De nombreux Kukis ont décrit ces attaques comme une tentative orchestrée de les marginaliser à la fois sur le plan ethnique et religieux, mettant en évidence la vulnérabilité des chrétiens dans la région. L’incapacité des autorités à intervenir efficacement ou à prendre en charge les besoins des personnes déplacées illustre la négligence dont sont victimes les minorités chrétiennes dans cette crise[72].

En juillet 2023, OpenDoors a publié le témoignage d’une jeune chrétienne de Manipur qui a été contrainte d’accoucher dans la jungle alors qu’elle fuyait les violences qui avaient détruit sa maison[73].

En décembre 2024, la situation à Manipur reste tendue, le conflit persiste, et de nombreux déplacés vivent toujours dans des conditions précaires. Malgré les appels à l’intervention, le Premier ministre Narendra Modi ne s’est jamais rendu dans l’État depuis le début des violences et a seulement chargé le ministre de l’Intérieur Amit Shah de gérer la crise[74].

C/ La persécution en 2024

  • Août 2024 : La famille d’un pasteur décédé forcée de se reconvertir pour son enterrement, Chhattisgarh

En août 2024, la famille du pasteur Manju a été contrainte de renoncer à sa foi et de subir un ghar-wapsi (rituel de reconversion à leur religion d’origine) en échange de l’autorisation d’enterrer le pasteur dans leur village. De plus, les habitants locaux ont exigé que la famille paie 200 000 INR (environ 2 300 USD) comme condition supplémentaire pour procéder à l’inhumation[75].
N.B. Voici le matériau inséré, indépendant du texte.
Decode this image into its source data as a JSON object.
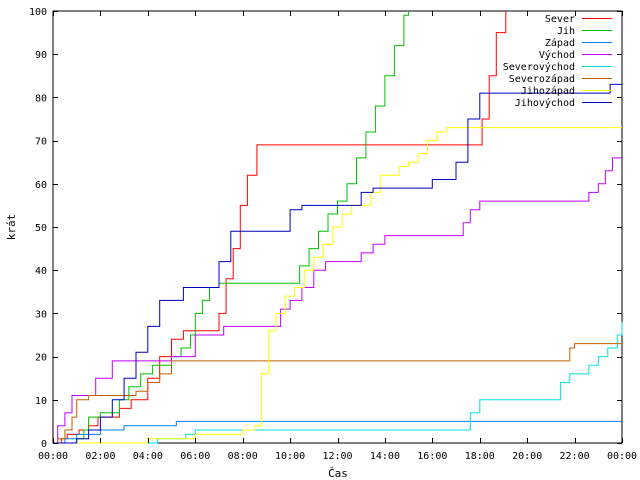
{
  "chart_data": {
    "type": "line",
    "xlabel": "Čas",
    "ylabel": "krát",
    "xlim": [
      0,
      24
    ],
    "ylim": [
      0,
      100
    ],
    "x_ticks": [
      0,
      2,
      4,
      6,
      8,
      10,
      12,
      14,
      16,
      18,
      20,
      22,
      24
    ],
    "x_tick_labels": [
      "00:00",
      "02:00",
      "04:00",
      "06:00",
      "08:00",
      "10:00",
      "12:00",
      "14:00",
      "16:00",
      "18:00",
      "20:00",
      "22:00",
      "00:00"
    ],
    "y_ticks": [
      0,
      10,
      20,
      30,
      40,
      50,
      60,
      70,
      80,
      90,
      100
    ],
    "grid": false,
    "legend_position": "top-right",
    "series": [
      {
        "name": "Sever",
        "color": "#ff0000",
        "x": [
          0,
          0.35,
          0.6,
          1.1,
          1.5,
          1.9,
          2.8,
          3.3,
          4.0,
          4.5,
          5.0,
          5.5,
          6.0,
          6.6,
          7.0,
          7.3,
          7.6,
          7.9,
          8.2,
          8.6,
          17.9,
          18.1,
          18.4,
          18.7,
          19.1
        ],
        "y": [
          0,
          1,
          2,
          3,
          4,
          6,
          8,
          10,
          15,
          20,
          24,
          26,
          26,
          26,
          30,
          38,
          45,
          55,
          62,
          69,
          69,
          75,
          85,
          95,
          100
        ]
      },
      {
        "name": "Jih",
        "color": "#00c000",
        "x": [
          0,
          1.0,
          1.3,
          1.5,
          2.0,
          2.8,
          3.2,
          3.7,
          4.2,
          5.0,
          5.4,
          5.8,
          6.0,
          6.3,
          6.6,
          7.0,
          10.0,
          10.4,
          10.8,
          11.2,
          11.6,
          12.0,
          12.4,
          12.8,
          13.2,
          13.6,
          14.0,
          14.4,
          14.8,
          15.0
        ],
        "y": [
          0,
          1,
          3,
          6,
          7,
          10,
          13,
          16,
          18,
          20,
          22,
          25,
          30,
          33,
          36,
          37,
          37,
          41,
          45,
          49,
          53,
          56,
          60,
          66,
          72,
          78,
          85,
          92,
          99,
          100
        ]
      },
      {
        "name": "Západ",
        "color": "#0080ff",
        "x": [
          0,
          0.5,
          1.0,
          2.0,
          3.0,
          4.0,
          5.0,
          5.2,
          6.0,
          8.0,
          10.0,
          12.0,
          14.0,
          16.0,
          18.0,
          20.0,
          22.0,
          24.0
        ],
        "y": [
          0,
          1,
          2,
          3,
          4,
          4,
          4,
          5,
          5,
          5,
          5,
          5,
          5,
          5,
          5,
          5,
          5,
          5
        ]
      },
      {
        "name": "Východ",
        "color": "#c000ff",
        "x": [
          0,
          0.2,
          0.5,
          0.8,
          1.3,
          1.8,
          2.5,
          3.5,
          4.5,
          5.0,
          6.0,
          6.6,
          7.2,
          8.0,
          9.0,
          9.6,
          10.0,
          10.5,
          11.0,
          11.5,
          12.0,
          13.0,
          13.5,
          14.0,
          15.0,
          16.0,
          17.0,
          17.3,
          17.6,
          18.0,
          19.0,
          20.0,
          21.0,
          22.0,
          22.6,
          23.0,
          23.3,
          23.6,
          24.0
        ],
        "y": [
          0,
          4,
          7,
          11,
          11,
          15,
          19,
          19,
          19,
          20,
          25,
          25,
          27,
          27,
          27,
          31,
          33,
          36,
          40,
          42,
          42,
          44,
          46,
          48,
          48,
          48,
          48,
          51,
          54,
          56,
          56,
          56,
          56,
          56,
          58,
          60,
          63,
          66,
          66
        ]
      },
      {
        "name": "Severovýchod",
        "color": "#00e0e0",
        "x": [
          0,
          4.2,
          4.4,
          5.0,
          5.4,
          5.6,
          6.0,
          8.0,
          10.0,
          12.0,
          14.0,
          16.0,
          17.4,
          17.6,
          18.0,
          18.5,
          19.0,
          20.0,
          21.0,
          21.4,
          21.8,
          22.2,
          22.6,
          23.0,
          23.4,
          23.8,
          24.0
        ],
        "y": [
          0,
          0,
          1,
          1,
          1,
          2,
          3,
          3,
          3,
          3,
          3,
          3,
          3,
          7,
          10,
          10,
          10,
          10,
          10,
          14,
          16,
          16,
          18,
          20,
          22,
          25,
          28
        ]
      },
      {
        "name": "Severozápad",
        "color": "#c06000",
        "x": [
          0,
          0.2,
          0.5,
          0.8,
          1.0,
          1.5,
          2.0,
          3.0,
          3.5,
          4.0,
          4.5,
          5.0,
          6.0,
          8.0,
          10.0,
          12.0,
          14.0,
          16.0,
          18.0,
          20.0,
          21.6,
          21.8,
          22.0,
          23.0,
          24.0
        ],
        "y": [
          0,
          1,
          3,
          6,
          10,
          11,
          11,
          11,
          12,
          14,
          16,
          19,
          19,
          19,
          19,
          19,
          19,
          19,
          19,
          19,
          19,
          22,
          23,
          23,
          23
        ]
      },
      {
        "name": "Jihozápad",
        "color": "#ffff00",
        "x": [
          0,
          4.0,
          6.0,
          8.0,
          8.5,
          8.8,
          9.1,
          9.4,
          9.8,
          10.2,
          10.6,
          11.0,
          11.4,
          11.8,
          12.2,
          12.6,
          13.0,
          13.4,
          13.8,
          14.2,
          14.6,
          15.0,
          15.4,
          15.8,
          16.2,
          16.6,
          17.0,
          17.5,
          24.0
        ],
        "y": [
          0,
          1,
          2,
          3,
          4,
          16,
          26,
          30,
          34,
          36,
          40,
          43,
          46,
          50,
          53,
          55,
          55,
          58,
          62,
          62,
          64,
          65,
          67,
          70,
          72,
          73,
          73,
          73,
          73
        ]
      },
      {
        "name": "Jihovýchod",
        "color": "#0000c0",
        "x": [
          0,
          1.0,
          1.5,
          2.0,
          2.5,
          3.0,
          3.5,
          4.0,
          4.5,
          5.0,
          5.5,
          6.0,
          6.5,
          7.0,
          7.5,
          8.0,
          8.5,
          9.0,
          9.5,
          10.0,
          10.5,
          11.0,
          11.5,
          12.0,
          12.5,
          13.0,
          13.5,
          14.0,
          14.5,
          15.0,
          15.5,
          16.0,
          16.5,
          17.0,
          17.5,
          18.0,
          18.5,
          19.0,
          19.5,
          20.0,
          20.5,
          21.0,
          21.5,
          22.0,
          22.5,
          23.0,
          23.5,
          24.0
        ],
        "y": [
          0,
          1,
          3,
          6,
          10,
          15,
          21,
          27,
          33,
          33,
          36,
          36,
          36,
          42,
          49,
          49,
          49,
          49,
          49,
          54,
          55,
          55,
          55,
          55,
          55,
          58,
          59,
          59,
          59,
          59,
          59,
          61,
          61,
          65,
          75,
          81,
          81,
          81,
          81,
          81,
          81,
          81,
          81,
          81,
          81,
          81,
          83,
          83
        ]
      }
    ]
  }
}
Malgré les supplications de la famille et la présence d’autres pasteurs venus pour célébrer les funérailles, la police a pris parti pour les villageois. Finalement, l’épouse et les enfants du pasteur ont été forcés de participer à des rituels animistes, et le pasteur Manju a été enterré selon des rites non chrétiens[76].

Très récemment, en janvier 2025, la Cour suprême a confirmé une décision de la Haute Cour du Chhattisgarh, concluant qu’une personne peut se voir refuser l’enterrement dans son propre village en raison de sa foi [77].

  • Octobre 2024 : Des chrétiens attaqués au Chhattisgarh sous le regard passif de la police

En octobre 2024, une foule de plusieurs centaines de personnes a attaqué 14 chrétiens après que ces derniers ont refusé de renoncer à leur foi. Les agresseurs ont battu les victimes avec une telle violence que certaines ont eu des fractures et des traumatismes crâniens. Ils ont également détruit leurs maisons et incendié leurs récoltes. Un officier de police qui a tenté d’intervenir a été blessé, mais la majorité des policiers présents ont refusé de protéger les victimes.[78] Nagesh Micha, un militant chrétien, a dénoncé cette inaction : "La police, qui est censée défendre les droits fondamentaux des individus, a laissé 14 personnes se faire battre sous ses yeux. […] Cela signifie que des autorités supérieures soutiennent ces foules violentes[79]."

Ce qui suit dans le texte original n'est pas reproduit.